Part 1Eating to Gain Weight
- Eat more than three meals a day. If you naturally have a really fast metabolism, eating three meals a day, no matter what’s in them, isn’t going to help you bulk up. Your body burns calories fast, so you need to feed it more than it can use up right away. That means eating not just when you’re hungry, but throughout the day. Aim to eat five meals a day to gain weight.
- Don’t wait until your stomach starts to growl to eat. Plan out five meals so you never have time to get hungry.
- Eating this much can take a lot of effort, since you need to stock up on enough food to feed yourself more often. Pack calorie-rich snacks you can eat on the go, like bananas and peanut butter or dense granola bars.
- Eat plenty of calories at every meal. Eating five small, low-calorie meals isn’t going to cut it; they’ve got to be big and rich in calories. Load up on a restaurant-sized meal each time, with big portions of meat, vegetables, and a carbohydrate. Eating this much might not exactly feel comfortable, but it’s the best way to gain weight fast.
- A large enough breakfast might consist of a three-egg omelet, two slices of bacon or sausage, a cup of roasted breakfast potatoes and a glass of orange juice.
- For lunch, try a fully dressed turkey club on whole wheat bread, two bananas, and a salad.
- Dinner could be a grilled steak, loaded baked potato and a few cups of grilled veggies.
- Stick to whole foods loaded with nutrients. To gain healthy weight, eat food that’s nutrient rich and nourishing. While you could easily gain weight by drinking sugary sodas and eating large pizzas every day, this can wreck your metabolism and cause you to gain fat instead of muscle. When you’re choosing food to eat, try the following:
- Look for foods that are relatively unprocessed. For example, choose old-fashioned oatmeal instead of instant, and go for fresh chicken as opposed to processed lunch meat.
- Cook as many meals from scratch as you can. Avoid getting frozen dinners, fast food and snack foods, which contain a lot of salt, sugar and other fillers that aren’t nutritious.
- Focus on protein, fats and carbohydrates. These are the three staples that will help you gain weight, and you need plenty of each of them to stay healthy. Focus on incorporating protein, fats and carbohydrates into every meal you eat so your diet stays balanced. Here are some examples of good choices in each category:
- Proteins: eggs, salmon, tuna, and other fish; pork roast, pork chops, and ham; chicken breasts and thighs; lean beef burgers and steaks.

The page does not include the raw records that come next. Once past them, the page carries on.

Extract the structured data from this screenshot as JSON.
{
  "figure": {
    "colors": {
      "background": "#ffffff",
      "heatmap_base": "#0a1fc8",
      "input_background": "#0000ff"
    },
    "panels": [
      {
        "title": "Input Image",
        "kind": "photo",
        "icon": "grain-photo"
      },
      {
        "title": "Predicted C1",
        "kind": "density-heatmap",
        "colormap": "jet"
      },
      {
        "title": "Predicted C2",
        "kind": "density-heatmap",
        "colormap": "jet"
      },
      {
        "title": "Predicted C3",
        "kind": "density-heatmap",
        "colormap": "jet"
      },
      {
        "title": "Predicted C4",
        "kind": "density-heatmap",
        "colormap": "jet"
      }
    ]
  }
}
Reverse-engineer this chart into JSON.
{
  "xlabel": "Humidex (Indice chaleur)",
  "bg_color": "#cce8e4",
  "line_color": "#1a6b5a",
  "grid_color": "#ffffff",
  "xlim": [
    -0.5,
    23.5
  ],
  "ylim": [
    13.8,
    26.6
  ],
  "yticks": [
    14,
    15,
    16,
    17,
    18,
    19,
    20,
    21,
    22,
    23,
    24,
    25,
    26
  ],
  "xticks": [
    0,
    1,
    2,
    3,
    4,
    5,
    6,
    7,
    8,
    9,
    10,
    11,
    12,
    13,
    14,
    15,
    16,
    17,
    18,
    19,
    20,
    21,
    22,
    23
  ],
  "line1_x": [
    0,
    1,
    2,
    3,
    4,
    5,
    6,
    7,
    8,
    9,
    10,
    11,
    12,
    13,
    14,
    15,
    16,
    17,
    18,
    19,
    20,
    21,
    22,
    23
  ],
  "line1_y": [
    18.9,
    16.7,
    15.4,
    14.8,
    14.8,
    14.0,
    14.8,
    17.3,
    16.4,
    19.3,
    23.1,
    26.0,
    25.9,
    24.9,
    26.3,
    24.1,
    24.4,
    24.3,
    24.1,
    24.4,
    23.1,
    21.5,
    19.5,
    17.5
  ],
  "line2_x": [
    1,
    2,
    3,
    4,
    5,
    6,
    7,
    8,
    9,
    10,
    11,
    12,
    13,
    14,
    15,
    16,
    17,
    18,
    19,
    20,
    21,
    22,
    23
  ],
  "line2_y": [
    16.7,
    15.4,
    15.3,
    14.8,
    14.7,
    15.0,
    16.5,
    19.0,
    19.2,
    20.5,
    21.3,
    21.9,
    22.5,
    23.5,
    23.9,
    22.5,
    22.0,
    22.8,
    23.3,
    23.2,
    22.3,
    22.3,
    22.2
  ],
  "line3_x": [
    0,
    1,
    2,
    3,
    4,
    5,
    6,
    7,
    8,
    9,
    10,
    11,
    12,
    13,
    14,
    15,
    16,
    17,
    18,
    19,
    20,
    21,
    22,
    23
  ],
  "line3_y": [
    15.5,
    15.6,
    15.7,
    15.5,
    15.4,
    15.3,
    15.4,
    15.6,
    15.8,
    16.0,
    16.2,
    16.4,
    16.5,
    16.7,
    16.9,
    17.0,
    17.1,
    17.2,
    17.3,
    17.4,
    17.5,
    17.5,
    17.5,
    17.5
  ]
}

- Fats: olive oil, safflower oil, coconut oil, and grapeseed oil; avocados, walnuts, almonds, flaxseeds.
- Carbohydrates: fruits and vegetables; beans, lentils, peas; brown rice, whole grain bread, whole grain pasta and other whole grain products; honey and fruit juice.
- Make sure you drink plenty of water. Water will help your body process the extra protein and calories you’re taking in. Drink several glasses with every meal to avoid getting dehydrated. Since you’re probably also going to be exercising more to gain mass, aim to drink 10 glasses of water every day.
- You can also drink unsweetened tea, fruit juice, and other healthy beverages.
- Avoid drinking Gatorade and other sports drinks in excessive amounts, since they contain a lot of sugar.